The Category 2 storm's outer bands lashed towns on the barrier islands and on some of the Tar Heel State's rivers, as the center of the cyclone moved to make a possible Friday landfall.
In Morehead City, the rain and surf pounded the shoreline and took aim at the few boats still in the water. In New Bern, on the Neuse River, a CNN team had to keep shifting position in a park as the water kept rising until it was too dangerous to stay in the area.
A weather station in Atlantic Beach recorded a total of 12.73 inches for a 24-hour period.
Farther south, in Carolina Beach, the northern end of the town was being swamped as water crashed over the dunes.
Some areas also saw the first of the hurricane-force winds. At Cape Lookout there were sustained winds of 83 mph and gusts of 106.
"With this storm, it's a Category 2 but the storm surge and the flooding is going to be that of a category 4," CNN Meteorologist Jennifer Gray said Thursday night.

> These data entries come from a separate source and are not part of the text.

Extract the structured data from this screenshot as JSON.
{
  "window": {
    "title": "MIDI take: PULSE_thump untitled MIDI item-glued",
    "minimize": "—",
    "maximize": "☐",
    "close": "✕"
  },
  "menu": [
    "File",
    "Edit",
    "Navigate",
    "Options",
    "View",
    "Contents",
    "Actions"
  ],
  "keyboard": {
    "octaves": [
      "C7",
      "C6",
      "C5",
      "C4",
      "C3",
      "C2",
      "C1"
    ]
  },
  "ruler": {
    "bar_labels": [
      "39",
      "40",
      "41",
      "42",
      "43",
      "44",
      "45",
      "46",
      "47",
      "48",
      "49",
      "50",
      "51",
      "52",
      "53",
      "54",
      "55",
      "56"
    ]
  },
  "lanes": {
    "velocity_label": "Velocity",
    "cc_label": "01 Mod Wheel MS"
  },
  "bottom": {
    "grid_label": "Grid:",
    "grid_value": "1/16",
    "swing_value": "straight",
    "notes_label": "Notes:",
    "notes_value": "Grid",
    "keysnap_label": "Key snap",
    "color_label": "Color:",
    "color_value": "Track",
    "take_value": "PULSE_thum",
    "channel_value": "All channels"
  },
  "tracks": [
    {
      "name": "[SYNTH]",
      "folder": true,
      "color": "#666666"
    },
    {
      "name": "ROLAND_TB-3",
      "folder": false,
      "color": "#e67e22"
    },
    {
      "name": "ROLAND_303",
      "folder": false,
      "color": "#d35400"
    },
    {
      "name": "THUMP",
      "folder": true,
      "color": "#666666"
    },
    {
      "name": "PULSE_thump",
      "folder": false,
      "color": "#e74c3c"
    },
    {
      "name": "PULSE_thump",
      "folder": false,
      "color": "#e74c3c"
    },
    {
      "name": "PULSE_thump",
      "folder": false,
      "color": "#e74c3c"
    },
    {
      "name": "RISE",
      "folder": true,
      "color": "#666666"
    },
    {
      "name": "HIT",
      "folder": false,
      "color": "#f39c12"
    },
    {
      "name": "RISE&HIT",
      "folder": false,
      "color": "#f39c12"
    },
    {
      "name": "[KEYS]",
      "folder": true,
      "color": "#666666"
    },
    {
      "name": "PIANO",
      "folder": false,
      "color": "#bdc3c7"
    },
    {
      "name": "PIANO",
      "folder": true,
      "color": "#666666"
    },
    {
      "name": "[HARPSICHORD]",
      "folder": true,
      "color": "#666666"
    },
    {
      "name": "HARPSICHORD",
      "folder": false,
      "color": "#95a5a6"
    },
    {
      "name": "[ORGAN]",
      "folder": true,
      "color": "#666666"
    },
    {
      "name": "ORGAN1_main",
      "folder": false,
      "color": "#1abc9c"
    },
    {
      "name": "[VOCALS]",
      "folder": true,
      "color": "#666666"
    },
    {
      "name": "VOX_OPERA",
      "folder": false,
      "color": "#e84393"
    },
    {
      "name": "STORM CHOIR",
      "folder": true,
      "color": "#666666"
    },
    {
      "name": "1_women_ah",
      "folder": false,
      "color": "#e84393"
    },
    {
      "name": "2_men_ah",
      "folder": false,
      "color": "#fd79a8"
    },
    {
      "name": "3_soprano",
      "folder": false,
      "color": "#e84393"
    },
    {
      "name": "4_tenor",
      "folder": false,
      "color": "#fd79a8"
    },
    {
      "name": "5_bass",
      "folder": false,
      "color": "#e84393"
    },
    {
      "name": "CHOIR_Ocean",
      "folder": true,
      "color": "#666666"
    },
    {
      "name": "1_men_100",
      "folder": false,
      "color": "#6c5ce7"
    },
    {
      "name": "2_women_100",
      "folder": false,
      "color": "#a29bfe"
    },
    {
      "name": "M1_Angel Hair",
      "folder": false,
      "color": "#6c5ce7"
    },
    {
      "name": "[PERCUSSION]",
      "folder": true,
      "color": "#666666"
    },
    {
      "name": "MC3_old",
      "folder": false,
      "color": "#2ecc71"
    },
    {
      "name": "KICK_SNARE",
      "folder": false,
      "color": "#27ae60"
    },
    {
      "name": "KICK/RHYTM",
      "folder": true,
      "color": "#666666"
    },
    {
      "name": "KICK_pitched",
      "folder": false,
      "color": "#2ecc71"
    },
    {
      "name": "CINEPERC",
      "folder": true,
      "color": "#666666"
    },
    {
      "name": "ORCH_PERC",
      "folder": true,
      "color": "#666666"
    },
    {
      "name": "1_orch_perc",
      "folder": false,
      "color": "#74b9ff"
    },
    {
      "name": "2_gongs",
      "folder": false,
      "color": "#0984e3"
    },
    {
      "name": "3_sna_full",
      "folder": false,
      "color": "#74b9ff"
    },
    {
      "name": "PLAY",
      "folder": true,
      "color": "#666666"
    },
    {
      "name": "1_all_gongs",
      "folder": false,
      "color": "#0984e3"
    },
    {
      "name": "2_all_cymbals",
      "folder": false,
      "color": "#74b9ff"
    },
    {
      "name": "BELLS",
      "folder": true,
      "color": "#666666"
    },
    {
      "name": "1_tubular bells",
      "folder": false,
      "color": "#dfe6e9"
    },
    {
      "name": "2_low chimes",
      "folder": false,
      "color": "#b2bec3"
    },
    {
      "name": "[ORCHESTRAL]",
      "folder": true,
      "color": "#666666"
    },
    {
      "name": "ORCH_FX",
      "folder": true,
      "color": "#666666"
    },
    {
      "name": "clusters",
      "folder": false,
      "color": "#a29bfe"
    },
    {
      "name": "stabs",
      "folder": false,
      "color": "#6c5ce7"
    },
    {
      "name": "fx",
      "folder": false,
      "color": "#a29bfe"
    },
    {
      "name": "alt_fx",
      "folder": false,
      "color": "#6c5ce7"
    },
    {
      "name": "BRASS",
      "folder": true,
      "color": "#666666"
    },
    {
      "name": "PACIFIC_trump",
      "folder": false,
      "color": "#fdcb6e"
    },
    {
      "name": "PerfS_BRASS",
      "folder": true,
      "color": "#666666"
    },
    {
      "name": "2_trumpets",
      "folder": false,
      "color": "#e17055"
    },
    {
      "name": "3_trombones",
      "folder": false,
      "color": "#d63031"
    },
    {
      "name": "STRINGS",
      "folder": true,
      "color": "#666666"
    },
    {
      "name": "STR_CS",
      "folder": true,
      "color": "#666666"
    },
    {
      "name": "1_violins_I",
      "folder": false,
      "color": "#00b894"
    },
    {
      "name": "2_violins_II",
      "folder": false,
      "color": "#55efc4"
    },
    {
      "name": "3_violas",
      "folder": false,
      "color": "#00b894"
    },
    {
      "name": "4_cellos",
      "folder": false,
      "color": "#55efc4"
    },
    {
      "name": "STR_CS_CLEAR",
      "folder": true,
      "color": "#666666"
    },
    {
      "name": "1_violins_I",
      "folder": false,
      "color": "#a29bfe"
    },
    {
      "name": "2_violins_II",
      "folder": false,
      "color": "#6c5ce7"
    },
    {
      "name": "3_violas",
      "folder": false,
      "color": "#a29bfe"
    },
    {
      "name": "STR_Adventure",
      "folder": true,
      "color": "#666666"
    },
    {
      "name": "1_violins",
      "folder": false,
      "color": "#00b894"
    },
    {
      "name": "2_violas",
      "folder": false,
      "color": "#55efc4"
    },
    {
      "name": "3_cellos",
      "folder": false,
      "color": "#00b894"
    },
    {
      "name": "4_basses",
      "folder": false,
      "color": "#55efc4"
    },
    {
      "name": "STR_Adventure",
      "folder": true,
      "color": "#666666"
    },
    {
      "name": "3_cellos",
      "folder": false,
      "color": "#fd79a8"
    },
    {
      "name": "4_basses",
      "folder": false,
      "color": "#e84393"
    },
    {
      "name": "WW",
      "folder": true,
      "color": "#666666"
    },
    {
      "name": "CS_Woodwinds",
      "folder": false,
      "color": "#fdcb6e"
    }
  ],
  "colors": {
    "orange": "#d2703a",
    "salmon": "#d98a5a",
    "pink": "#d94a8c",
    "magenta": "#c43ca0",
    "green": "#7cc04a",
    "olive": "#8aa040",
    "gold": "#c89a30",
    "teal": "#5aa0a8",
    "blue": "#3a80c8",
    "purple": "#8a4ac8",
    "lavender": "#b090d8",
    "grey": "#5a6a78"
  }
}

She said the momentum the storm has generated on its long trip across the Atlantic won't go away just "because the winds decrease a couple miles an hour."
While wind speeds dropped Thursday, forecasters reminded people that what makes Florence extremely dangerous are the potentially deadly storm surges, the expected mammoth coastal flooding and historic rainfall.
Florence is expected to go move slowly as it approaches North and South Carolina, whipping hurricane-force winds and dumping relentless rain at least through Saturday.
"It's not going to take much in a lot of these areas to saturate the soil, so trees are going to come down really easily" and knock down power lines, said Ken Graham, director of the National Hurricane Center.